The first was to place the fight against hunger squarely at the centre of the government agenda; the second was to boost small-scale family farming, which supplies food to the most vulnerable population and improves the rural economy; and the third was to build “an effective alternative for a new model of economic development that guarantees the social inclusion of millions of Brazilians,” said Campello.

The CONSEA conference is attempting to establish a National Food Security System in every state, and is also addressing the issue of the country’s heavy use of toxic agrochemicals.

Brazil, a major agricultural producer, uses more herbicides, fungicides and pesticides than any other country in the world.

“We cannot have family farming alongside agribusiness.

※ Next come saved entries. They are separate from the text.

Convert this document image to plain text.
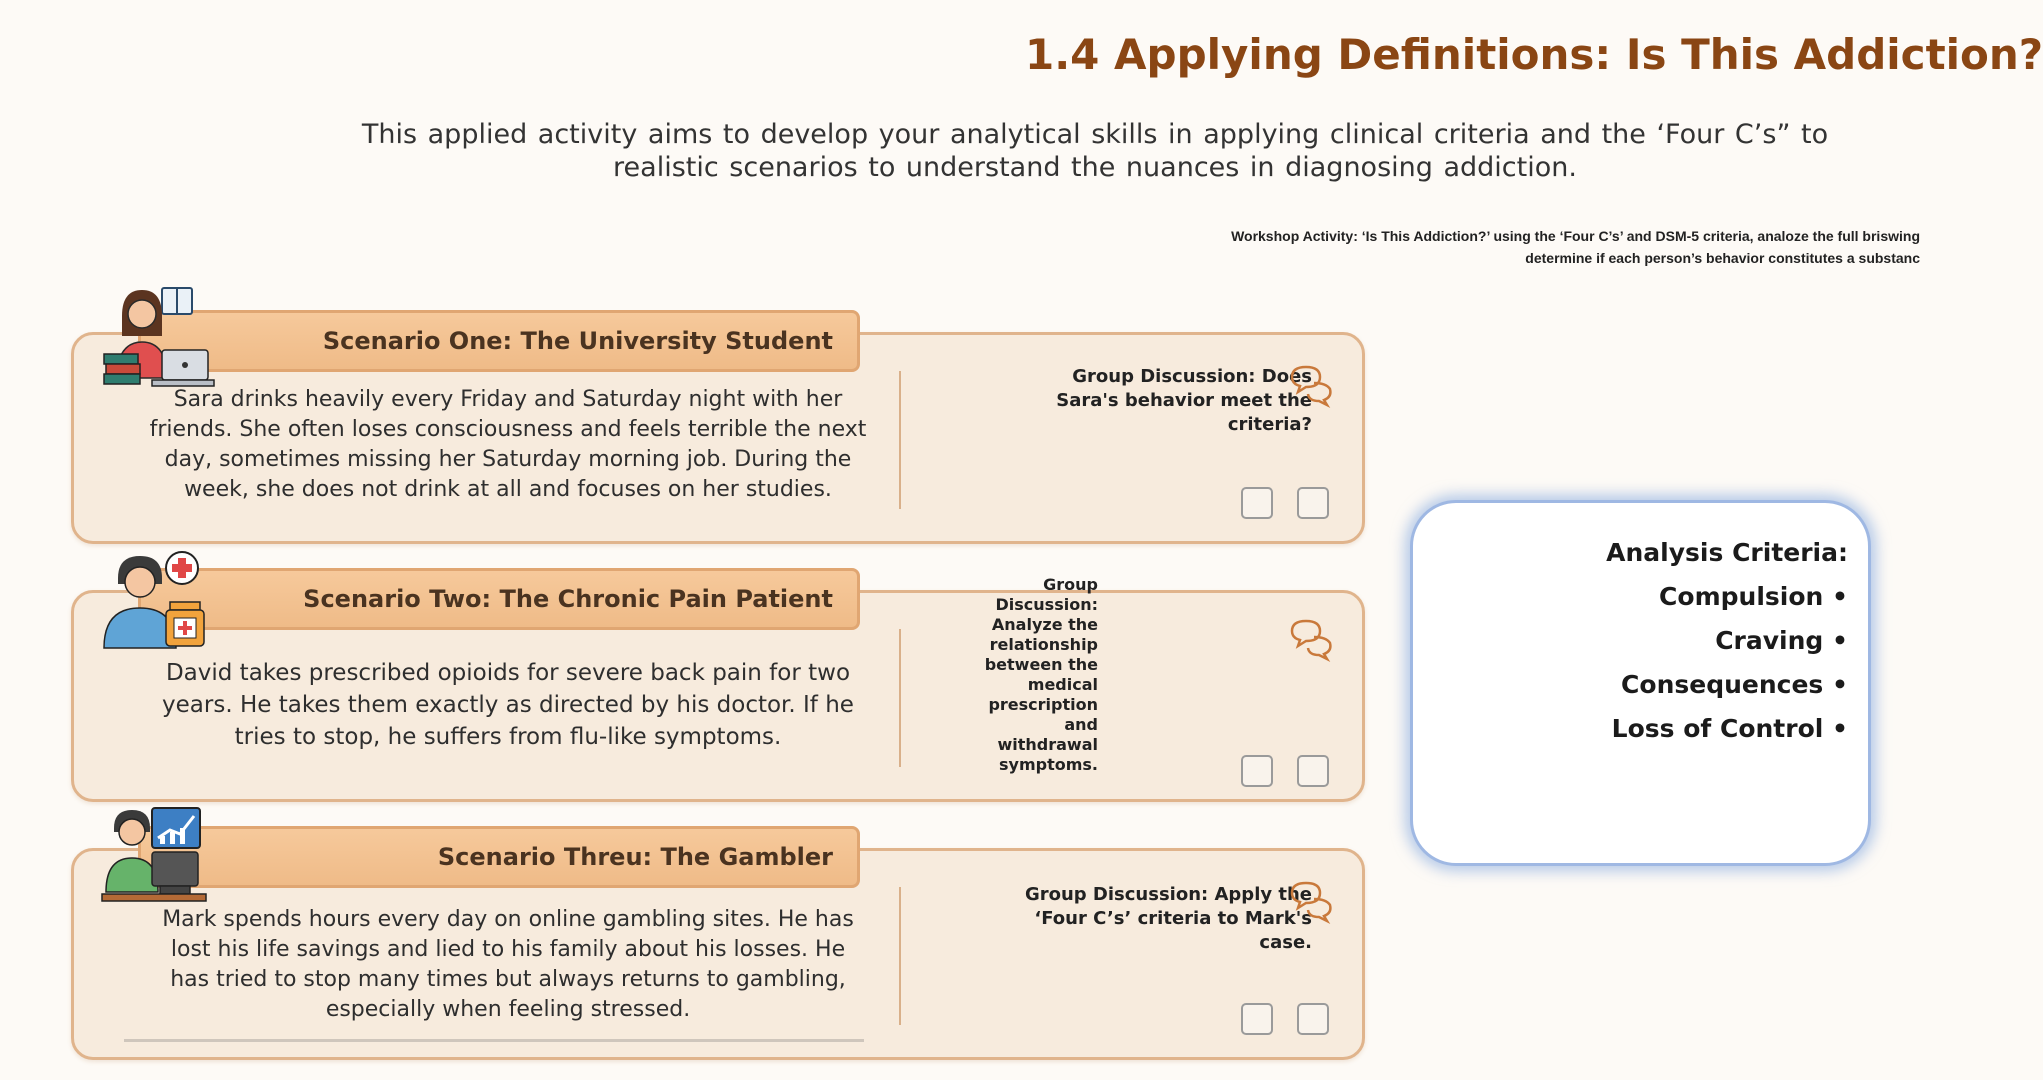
1.4 Applying Definitions: Is This Addiction?
This applied activity aims to develop your analytical skills in applying clinical criteria and the ‘Four C’s” to realistic scenarios to understand the nuances in diagnosing addiction.
Workshop Activity: ‘Is This Addiction?’ using the ‘Four C’s’ and DSM-5 criteria, analoze the full briswing
determine if each person’s behavior constitutes a substanc
Group Discussion: Does Sara's behavior meet the criteria?
Scenario One: The University Student
Sara drinks heavily every Friday and Saturday night with her friends. She often loses consciousness and feels terrible the next day, sometimes missing her Saturday morning job. During the week, she does not drink at all and focuses on her studies.
Group Discussion: Analyze the relationship between the medical prescription and withdrawal symptoms.
Scenario Two: The Chronic Pain Patient
David takes prescribed opioids for severe back pain for two years. He takes them exactly as directed by his doctor. If he tries to stop, he suffers from flu-like symptoms.
Group Discussion: Apply the ‘Four C’s’ criteria to Mark's case.
Scenario Threu: The Gambler
Mark spends hours every day on online gambling sites. He has lost his life savings and lied to his family about his losses. He has tried to stop many times but always returns to gambling, especially when feeling stressed.
Analysis Criteria:
Compulsion •
Craving •
Consequences •
Loss of Control •
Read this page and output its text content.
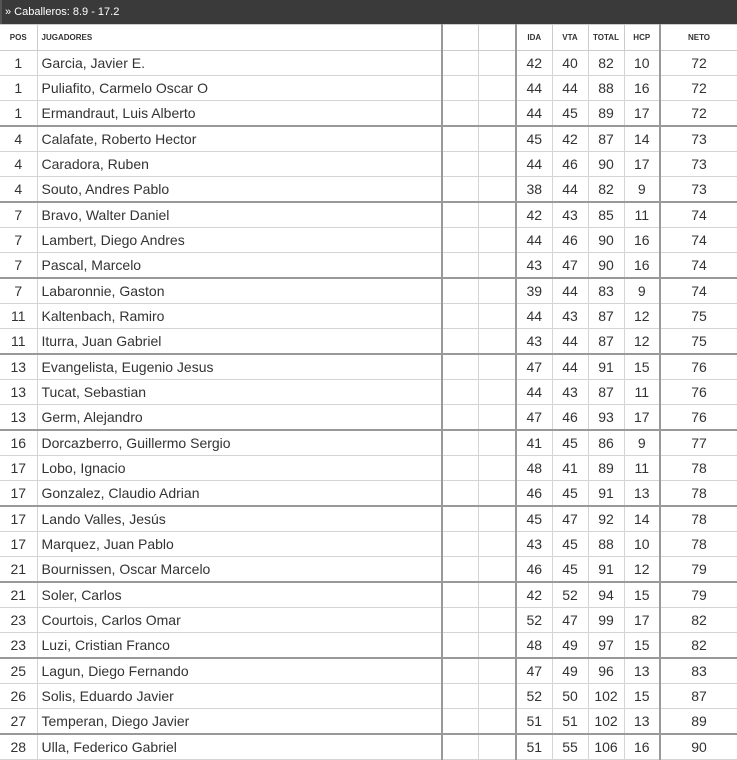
» Caballeros: 8.9 - 17.2
POS	JUGADORES			IDA	VTA	TOTAL	HCP	NETO
1	Garcia, Javier E.			42	40	82	10	72
1	Puliafito, Carmelo Oscar O			44	44	88	16	72
1	Ermandraut, Luis Alberto			44	45	89	17	72
4	Calafate, Roberto Hector			45	42	87	14	73
4	Caradora, Ruben			44	46	90	17	73
4	Souto, Andres Pablo			38	44	82	9	73
7	Bravo, Walter Daniel			42	43	85	11	74
7	Lambert, Diego Andres			44	46	90	16	74
7	Pascal, Marcelo			43	47	90	16	74
7	Labaronnie, Gaston			39	44	83	9	74
11	Kaltenbach, Ramiro			44	43	87	12	75
11	Iturra, Juan Gabriel			43	44	87	12	75
13	Evangelista, Eugenio Jesus			47	44	91	15	76
13	Tucat, Sebastian			44	43	87	11	76
13	Germ, Alejandro			47	46	93	17	76
16	Dorcazberro, Guillermo Sergio			41	45	86	9	77
17	Lobo, Ignacio			48	41	89	11	78
17	Gonzalez, Claudio Adrian			46	45	91	13	78
17	Lando Valles, Jesús			45	47	92	14	78
17	Marquez, Juan Pablo			43	45	88	10	78
21	Bournissen, Oscar Marcelo			46	45	91	12	79
21	Soler, Carlos			42	52	94	15	79
23	Courtois, Carlos Omar			52	47	99	17	82
23	Luzi, Cristian Franco			48	49	97	15	82
25	Lagun, Diego Fernando			47	49	96	13	83
26	Solis, Eduardo Javier			52	50	102	15	87
27	Temperan, Diego Javier			51	51	102	13	89
28	Ulla, Federico Gabriel			51	55	106	16	90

We can’t have quality foods when the food contains toxic pesticides,” said small farmer Alayde de Souza, who works as a babassu breaker, opening up the coconuts from babassu palms, in the northern state of Maranhão.

The conference will also discuss production of transgenic grains, and obesity, “a serious nutritional problem in Brazil that is already a public health issue, especially among the poor,” said Maluf.

According to the health ministry, 49 percent of Brazilians are overweight and 16 percent are obese.

Other groups at the conference will address global issues, such as the soaring price of food, which also affects Brazil. “We cannot eradicate extreme poverty with rising food prices,” Maluf concluded.